Simultan

Amerika, London West, Winterthur, Biel etc.

Aus Simultan

Alles, was ich von meinen Eltern weiss, weiss ich von Tante Henriette und was ich von dieser weiss, ist leider nicht allzu viel. Wir haben ein einziges Mal darüber gesprochen. Ich erinnere mich jedoch noch genau daran. Es war an meinem zehnten Geburtstag, als meine Tante mir offenbarte, dass sie nicht meine richtige Mutter und Onkel Paul nicht mein richtiger Vater sei. Es war daran kalt zu werden, meine Tante und ich liefen durch die Stadt, durch die General-Dufour-Strasse, meine Tante wollte Winterschuhe mit mir kaufen.

Von meinem richtigen Vater weiss ich, dass er aufgrund seines Berufs ziemlich viel gereist ist. Wien, Berlin, St. Petersburg, London, Amsterdam, hat Tante Henriette damals gesagt. Aber auch im Westen soll er sich häufig aufgehalten haben. Amerika. Boston, Chicago, New York.
Mein Vater sei Musiker gewesen, Pianist. Engländer ausserdem, sagte meine Tante, und ein grosses Talent – ziemlich erstaunlich eigentlich, wenn man bedenkt, dass ich noch immer nicht weiss, welches denn mein Talent sein soll. Er hätte in guten Orchestern und in einigen der grossen Hallen der Welt gespielt, meinte sie weiter. Leider habe ich ihn noch nie spielen hören. Ich kenne noch nicht mal seinen Namen. Tante Henriette hatte ihn damals nicht erwähnt und ich war in dem Moment wohl zu überrascht um danach zu fragen. Später dann fehlte mir der Mut dazu.

Ich habe also englische Wurzeln, die ich nicht kenne.
Auch meine Mutter kenne ich nicht. Nur dass sie gemalt, aber kaum je was verkauft hat, weiss ich, und dass sie in einen Künstlerhaus in Winterthur an der Thur lebte und sich, wie es meine Tante nannte, von meinem Vater hat «aufgabeln» lassen, als dieser sich einer Tournee wegen gerade in der Schweiz aufhielt. Getroffen hätten sich die beiden hier in Biel im Café La Rotonde. Meine Mutter sass allein an einem der Tische und trank etwas, danach wollte sie ihre Schwester besuchen. Was mein Vater hingegen während seines Aufenthalts hier in dieser grauen Stadt verloren hatte, ist mir ein Rätsel.

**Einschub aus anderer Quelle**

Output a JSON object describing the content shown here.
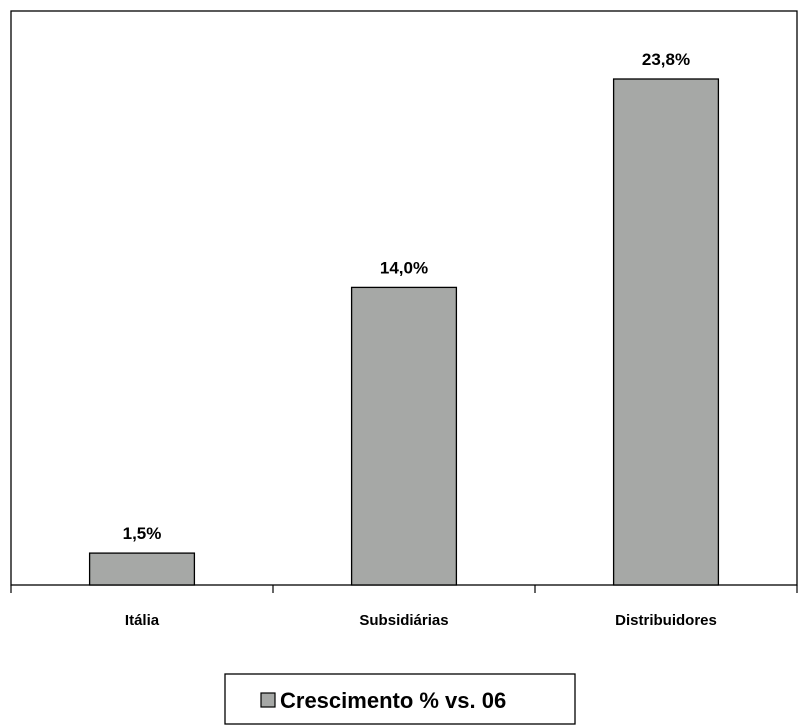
{
  "chart_data": {
    "type": "bar",
    "categories": [
      "Itália",
      "Subsidiárias",
      "Distribuidores"
    ],
    "values": [
      1.5,
      14.0,
      23.8
    ],
    "data_labels": [
      "1,5%",
      "14,0%",
      "23,8%"
    ],
    "series": [
      {
        "name": "Crescimento % vs. 06",
        "values": [
          1.5,
          14.0,
          23.8
        ]
      }
    ],
    "title": "",
    "xlabel": "",
    "ylabel": "",
    "ylim": [
      0,
      27
    ],
    "grid": false,
    "legend": "bottom",
    "bar_color": "#a6a8a6",
    "bar_edge_color": "#000000"
  }
}
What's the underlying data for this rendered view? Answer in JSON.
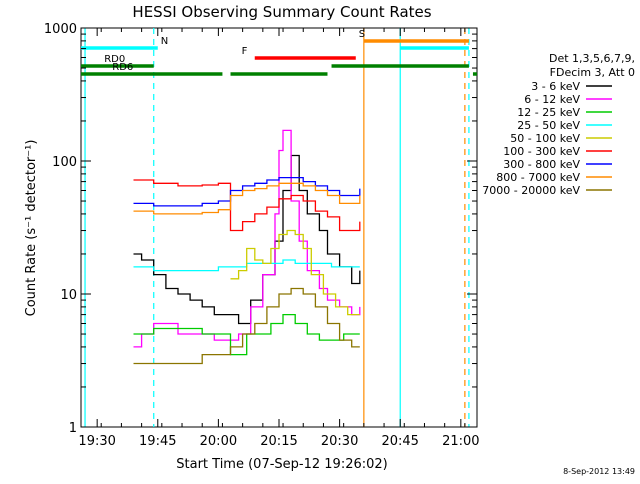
{
  "chart_data": {
    "type": "line",
    "title": "HESSI Observing Summary Count Rates",
    "xlabel": "Start Time (07-Sep-12 19:26:02)",
    "ylabel": "Count Rate (s⁻¹ detector⁻¹)",
    "y_scale": "log",
    "ylim": [
      1,
      1000
    ],
    "xlim": [
      "19:26",
      "21:04"
    ],
    "x_ticks": [
      "19:30",
      "19:45",
      "20:00",
      "20:15",
      "20:30",
      "20:45",
      "21:00"
    ],
    "y_ticks": [
      "1",
      "10",
      "100",
      "1000"
    ],
    "grid": false,
    "legend_position": "right",
    "legend_header": [
      "Det 1,3,5,6,7,9,",
      "FDecim 3, Att 0"
    ],
    "footer_timestamp": "8-Sep-2012 13:49",
    "series": [
      {
        "name": "3 - 6 keV",
        "color": "#000000",
        "x": [
          "19:39",
          "19:41",
          "19:44",
          "19:47",
          "19:50",
          "19:53",
          "19:56",
          "19:59",
          "20:02",
          "20:05",
          "20:08",
          "20:11",
          "20:14",
          "20:16",
          "20:18",
          "20:20",
          "20:22",
          "20:25",
          "20:27",
          "20:30",
          "20:33",
          "20:35"
        ],
        "values": [
          20,
          18,
          14,
          11,
          10,
          9,
          8,
          7,
          7,
          6,
          9,
          14,
          25,
          60,
          110,
          60,
          40,
          30,
          20,
          16,
          12,
          15
        ]
      },
      {
        "name": "6 - 12 keV",
        "color": "#ff00ff",
        "x": [
          "19:39",
          "19:41",
          "19:44",
          "19:47",
          "19:50",
          "19:53",
          "19:56",
          "19:59",
          "20:02",
          "20:05",
          "20:08",
          "20:11",
          "20:14",
          "20:15",
          "20:16",
          "20:18",
          "20:20",
          "20:22",
          "20:25",
          "20:27",
          "20:30",
          "20:33",
          "20:35"
        ],
        "values": [
          4,
          5,
          6,
          6,
          5,
          5,
          5,
          4.5,
          4.5,
          5,
          8,
          14,
          40,
          120,
          170,
          50,
          25,
          15,
          11,
          9,
          8,
          7,
          8
        ]
      },
      {
        "name": "12 - 25 keV",
        "color": "#00cc00",
        "x": [
          "19:39",
          "19:44",
          "19:50",
          "19:56",
          "20:00",
          "20:03",
          "20:07",
          "20:10",
          "20:13",
          "20:16",
          "20:19",
          "20:22",
          "20:25",
          "20:28",
          "20:31",
          "20:35"
        ],
        "values": [
          5,
          5.5,
          5.5,
          5,
          5,
          3.5,
          5,
          5,
          6,
          7,
          6,
          5,
          4.5,
          4.5,
          5,
          5
        ]
      },
      {
        "name": "25 - 50 keV",
        "color": "#00ffff",
        "x": [
          "19:39",
          "19:44",
          "19:50",
          "19:56",
          "20:00",
          "20:03",
          "20:07",
          "20:10",
          "20:13",
          "20:16",
          "20:19",
          "20:22",
          "20:25",
          "20:28",
          "20:31",
          "20:35"
        ],
        "values": [
          16,
          15,
          15,
          15,
          16,
          16,
          17,
          17,
          17,
          18,
          17,
          17,
          17,
          16,
          16,
          16
        ]
      },
      {
        "name": "50 - 100 keV",
        "color": "#cccc00",
        "x": [
          "20:03",
          "20:05",
          "20:07",
          "20:09",
          "20:11",
          "20:13",
          "20:15",
          "20:17",
          "20:19",
          "20:21",
          "20:23",
          "20:26",
          "20:29",
          "20:32",
          "20:35"
        ],
        "values": [
          13,
          15,
          22,
          18,
          17,
          22,
          28,
          30,
          28,
          22,
          14,
          10,
          8,
          7,
          7
        ]
      },
      {
        "name": "100 - 300 keV",
        "color": "#ff0000",
        "x": [
          "19:39",
          "19:44",
          "19:50",
          "19:56",
          "20:00",
          "20:03",
          "20:06",
          "20:09",
          "20:12",
          "20:15",
          "20:18",
          "20:21",
          "20:24",
          "20:27",
          "20:30",
          "20:33",
          "20:35"
        ],
        "values": [
          72,
          68,
          65,
          66,
          68,
          30,
          35,
          40,
          45,
          52,
          55,
          50,
          42,
          38,
          30,
          30,
          35
        ]
      },
      {
        "name": "300 - 800 keV",
        "color": "#0000ff",
        "x": [
          "19:39",
          "19:44",
          "19:50",
          "19:56",
          "20:00",
          "20:03",
          "20:06",
          "20:09",
          "20:12",
          "20:15",
          "20:18",
          "20:21",
          "20:24",
          "20:27",
          "20:30",
          "20:33",
          "20:35"
        ],
        "values": [
          48,
          46,
          46,
          48,
          50,
          60,
          65,
          68,
          72,
          75,
          75,
          70,
          65,
          60,
          55,
          55,
          62
        ]
      },
      {
        "name": "800 - 7000 keV",
        "color": "#ff8c00",
        "x": [
          "19:39",
          "19:44",
          "19:50",
          "19:56",
          "20:00",
          "20:03",
          "20:06",
          "20:09",
          "20:12",
          "20:15",
          "20:18",
          "20:21",
          "20:24",
          "20:27",
          "20:30",
          "20:33",
          "20:35"
        ],
        "values": [
          42,
          40,
          40,
          41,
          43,
          55,
          60,
          62,
          65,
          68,
          68,
          65,
          60,
          55,
          48,
          48,
          55
        ]
      },
      {
        "name": "7000 - 20000 keV",
        "color": "#8b7500",
        "x": [
          "19:39",
          "19:44",
          "19:50",
          "19:56",
          "20:00",
          "20:03",
          "20:06",
          "20:09",
          "20:12",
          "20:15",
          "20:18",
          "20:21",
          "20:24",
          "20:27",
          "20:30",
          "20:33",
          "20:35"
        ],
        "values": [
          3,
          3,
          3,
          3.5,
          3.5,
          4,
          5,
          6,
          8,
          10,
          11,
          10,
          8,
          6,
          4.5,
          4,
          4
        ]
      }
    ],
    "flag_bars": [
      {
        "label": "N",
        "color": "#00ffff",
        "segments": [
          [
            "19:26",
            "19:45"
          ],
          [
            "20:45",
            "21:02"
          ]
        ]
      },
      {
        "label": "S",
        "color": "#ff8c00",
        "segments": [
          [
            "20:36",
            "21:02"
          ]
        ]
      },
      {
        "label": "F",
        "color": "#ff0000",
        "segments": [
          [
            "20:09",
            "20:34"
          ]
        ]
      },
      {
        "label": "RD0",
        "color": "#008000",
        "segments": [
          [
            "19:26",
            "19:44"
          ],
          [
            "20:28",
            "21:02"
          ]
        ]
      },
      {
        "label": "RD6",
        "color": "#008000",
        "segments": [
          [
            "19:26",
            "20:01"
          ],
          [
            "20:03",
            "20:27"
          ],
          [
            "21:03",
            "21:04"
          ]
        ]
      }
    ],
    "markers": [
      {
        "color": "#00ffff",
        "style": "solid",
        "x": "19:27"
      },
      {
        "color": "#00ffff",
        "style": "dashed",
        "x": "19:44"
      },
      {
        "color": "#00ffff",
        "style": "solid",
        "x": "20:45"
      },
      {
        "color": "#ff8c00",
        "style": "solid",
        "x": "20:36"
      },
      {
        "color": "#ff8c00",
        "style": "dashed",
        "x": "21:01"
      },
      {
        "color": "#00ffff",
        "style": "dashed",
        "x": "21:02"
      }
    ]
  }
}
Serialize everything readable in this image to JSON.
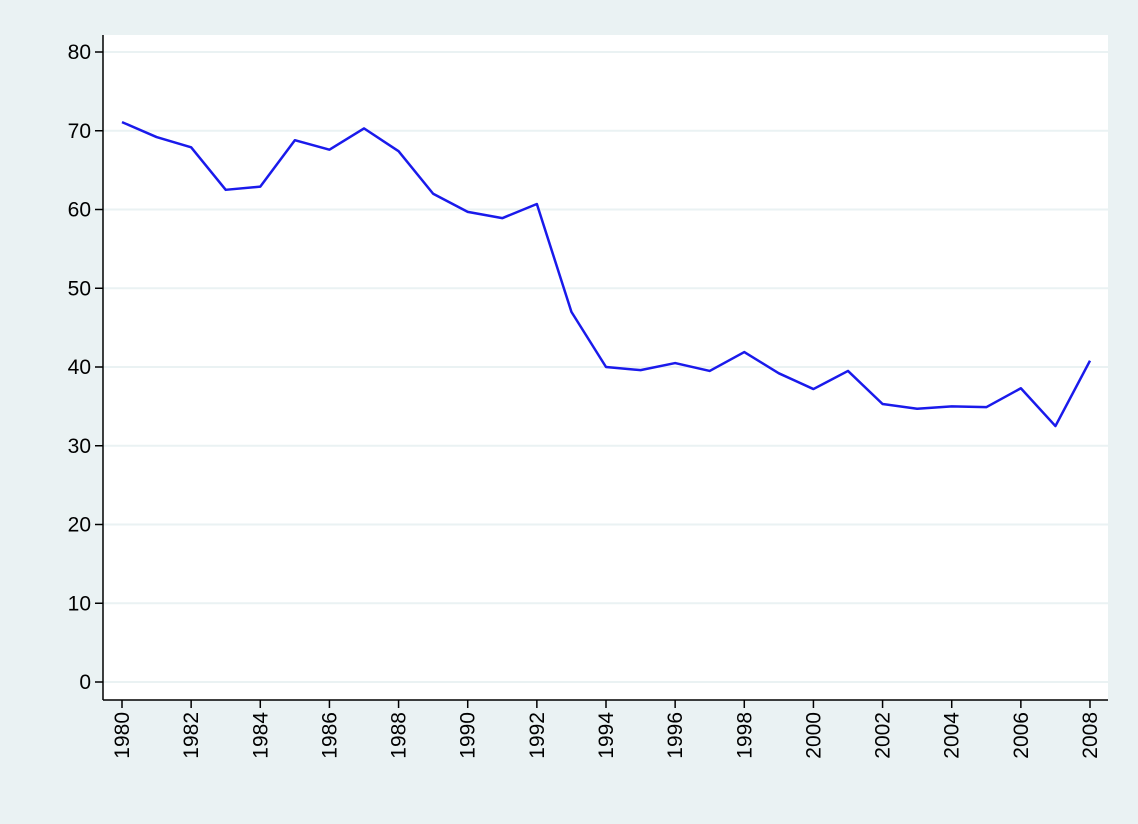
{
  "chart_data": {
    "type": "line",
    "x": [
      1980,
      1981,
      1982,
      1983,
      1984,
      1985,
      1986,
      1987,
      1988,
      1989,
      1990,
      1991,
      1992,
      1993,
      1994,
      1995,
      1996,
      1997,
      1998,
      1999,
      2000,
      2001,
      2002,
      2003,
      2004,
      2005,
      2006,
      2007,
      2008
    ],
    "series": [
      {
        "color": "#1a1aeb",
        "values": [
          71.1,
          69.2,
          67.9,
          62.5,
          62.9,
          68.8,
          67.6,
          70.3,
          67.4,
          62.0,
          59.7,
          58.9,
          60.7,
          47.0,
          40.0,
          39.6,
          40.5,
          39.5,
          41.9,
          39.2,
          37.2,
          39.5,
          35.3,
          34.7,
          35.0,
          34.9,
          37.3,
          32.5,
          40.8
        ]
      }
    ],
    "xlim": [
      1980,
      2008
    ],
    "xticks": [
      1980,
      1982,
      1984,
      1986,
      1988,
      1990,
      1992,
      1994,
      1996,
      1998,
      2000,
      2002,
      2004,
      2006,
      2008
    ],
    "ylim": [
      0,
      80
    ],
    "yticks": [
      0,
      10,
      20,
      30,
      40,
      50,
      60,
      70,
      80
    ],
    "grid": true
  }
}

Meine Mutter hätte ihren Weisswein über den ganzen Tisch verschüttet.
Das wenige, was meine Tante weiter über meine Mutter sagte, war nichts Gutes. Sie meinte, ihre Schwester sei eine Tyrannin gewesen. Mit tiefen Abgründen und einem Hang zum Flüssigen. Meine Mutter hätte nie viel zustande gebracht, im sich selber Probleme schaffen allerdings sei sie äusserst erfolgreich gewesen. Vielleicht bin ich ihr ähnlich.

Ich wüsste gerne mehr über meine Mutter. Wie die Bilder aussahen, die sie malte oder wie sie selbst überhaupt ausschaute. Tante Henriette behauptet, sie besitze keine Fotos mehr von früher, die wären allesamt in Unterägeri im Kanton Zug, im Haus ihres Bruders, aufbewahrt gewesen. Das Haus sei vor gut 7 Jahren niedergebrannt.

Die blauweiss gestreifte Stofftasche ist das einzige, was mir von meinen Eltern noch bleibt. Genauer gehörte sie meiner Mutter. Meine Tante sagte, sie hätte sie bei sich getragen, an dem Tag, als sie mit meinem Vater nach Petersham, London West, reiste um sich dort mit in einer christlichen Kirche mit ihm zu verheiraten. Meine Tante sagte, meine Mutter hätte zuvor stets über Gott geflucht.

Als dieser eine Tag kam, waren wir gerade hier in der Schweiz. Ich war in der Nähe, aber nicht dabei. Onkel und Tante hatten versprochen auf mich aufzupassen. Ich hockte hier in ihrer Wohnung, an der Korngasse 5 in Biel, nachdem mein Vater entschieden hatte, trotz des schweren Schneefalls mit Onkels Auto und nicht mit dem Zug nach Klosters zu fahren. Alles war gebucht. Meine Eltern sehnten sich nach ein paar ruhigen Tagen in einem ruhigen Mittelklasse Hotel, sagte meine Tante, nach ein paar Tagen nur für sich.